Она не знала, что еще сказать, и просто молча заплакала, прижавшись лбом к его лбу и закрыв глаза. Людовик по-прежнему не двигался, и она чувствовала его теплое дыхание на своих губах.
— Это существо, — сказал он наконец, и Маргарита вскинулась, вглядываясь в его лицо и с радостью видя, что взгляд его проясняется. — Вы… Маргарита… вы его тоже видели?
— Видела. Видела, о мой бедный любимый супруг. Она была просто ужасна.
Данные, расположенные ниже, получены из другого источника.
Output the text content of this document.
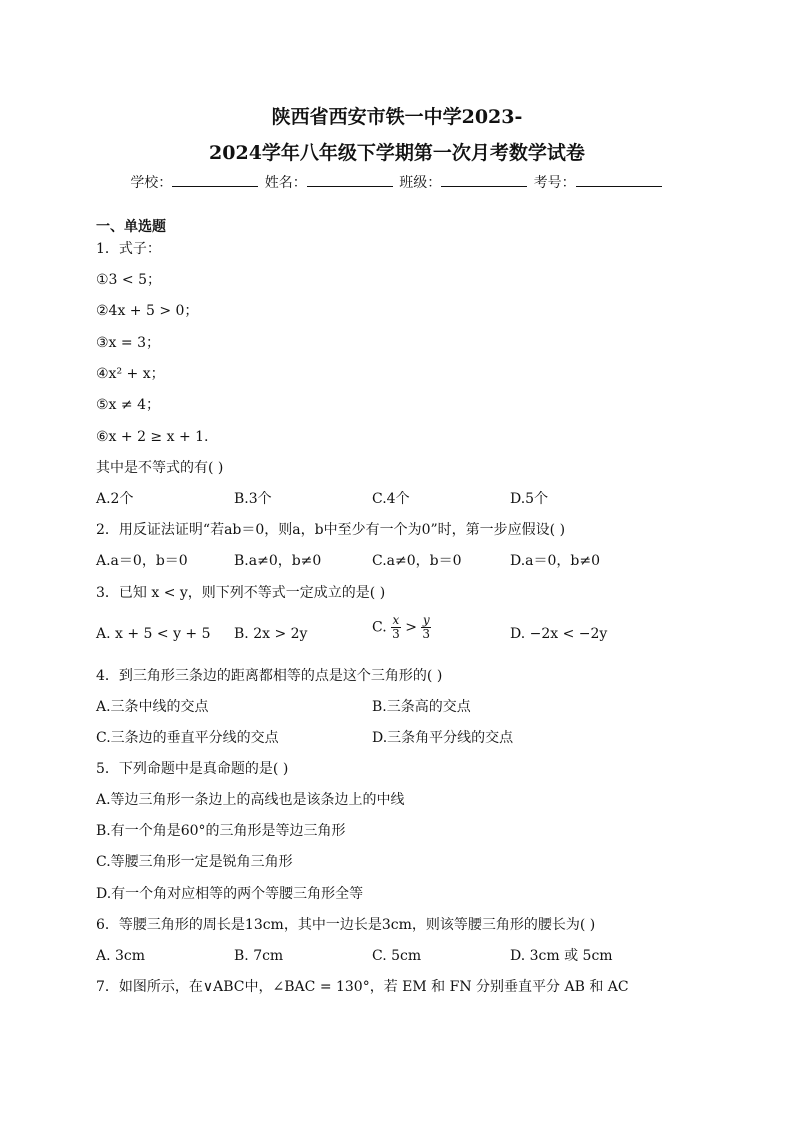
陕西省西安市铁一中学2023-
2024学年八年级下学期第一次月考数学试卷
学校：	姓名：	班级：	考号：
一、单选题
1．式子：
①3 < 5；
②4x + 5 > 0；
③x = 3；
④x² + x；
⑤x ≠ 4；
⑥x + 2 ≥ x + 1.
其中是不等式的有( )
A.2个	B.3个	C.4个	D.5个
2．用反证法证明“若ab＝0，则a，b中至少有一个为0”时，第一步应假设( )
A.a＝0，b＝0	B.a≠0，b≠0	C.a≠0，b＝0	D.a＝0，b≠0
3．已知 x < y，则下列不等式一定成立的是( )
A. x + 5 < y + 5 B. 2x > 2y	C. $\frac{x}{3} > \frac{y}{3}$	D. −2x < −2y
4．到三角形三条边的距离都相等的点是这个三角形的( )
A.三条中线的交点	B.三条高的交点
C.三条边的垂直平分线的交点	D.三条角平分线的交点
5．下列命题中是真命题的是( )
A.等边三角形一条边上的高线也是该条边上的中线
B.有一个角是60°的三角形是等边三角形
C.等腰三角形一定是锐角三角形
D.有一个角对应相等的两个等腰三角形全等
6．等腰三角形的周长是13cm，其中一边长是3cm，则该等腰三角形的腰长为( )
A. 3cm	B. 7cm	C. 5cm	D. 3cm 或 5cm
7．如图所示，在∨ABC中，∠BAC = 130°，若 EM 和 FN 分别垂直平分 AB 和 AC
— Она была прекрасна, — медленно, будто в сомнамбулическом забытьи, сказал король. — И… ужасна. Да. Она предлагала мне себя, и она была… вы… Маргарита, это ведь вы?
— Я, сир. А чтоб вы поверили, я готова уйти сейчас же, чтоб доказать вам, что я — не она, и никогда бы не стала вас мучить.
Она хотела подняться, но Людовик ее удержал. Он пытливо всмотрелся в ее лицо, и Маргарита вздрогнула, подумав, что он, конечно, заметит кровь. Однако проследив за его взглядом и посмотрев на свои руки и платье, она увидела, что крови на них больше нет. Она оглянулась — и не увидела страшного тела рядом с ними — лишь кончик змеиного хвоста, торопливо и воровато исчезающий под кроватью, и услышала тихое злое шипение, отдалившееся и умолкшее через миг; а потом все окончательно стихло.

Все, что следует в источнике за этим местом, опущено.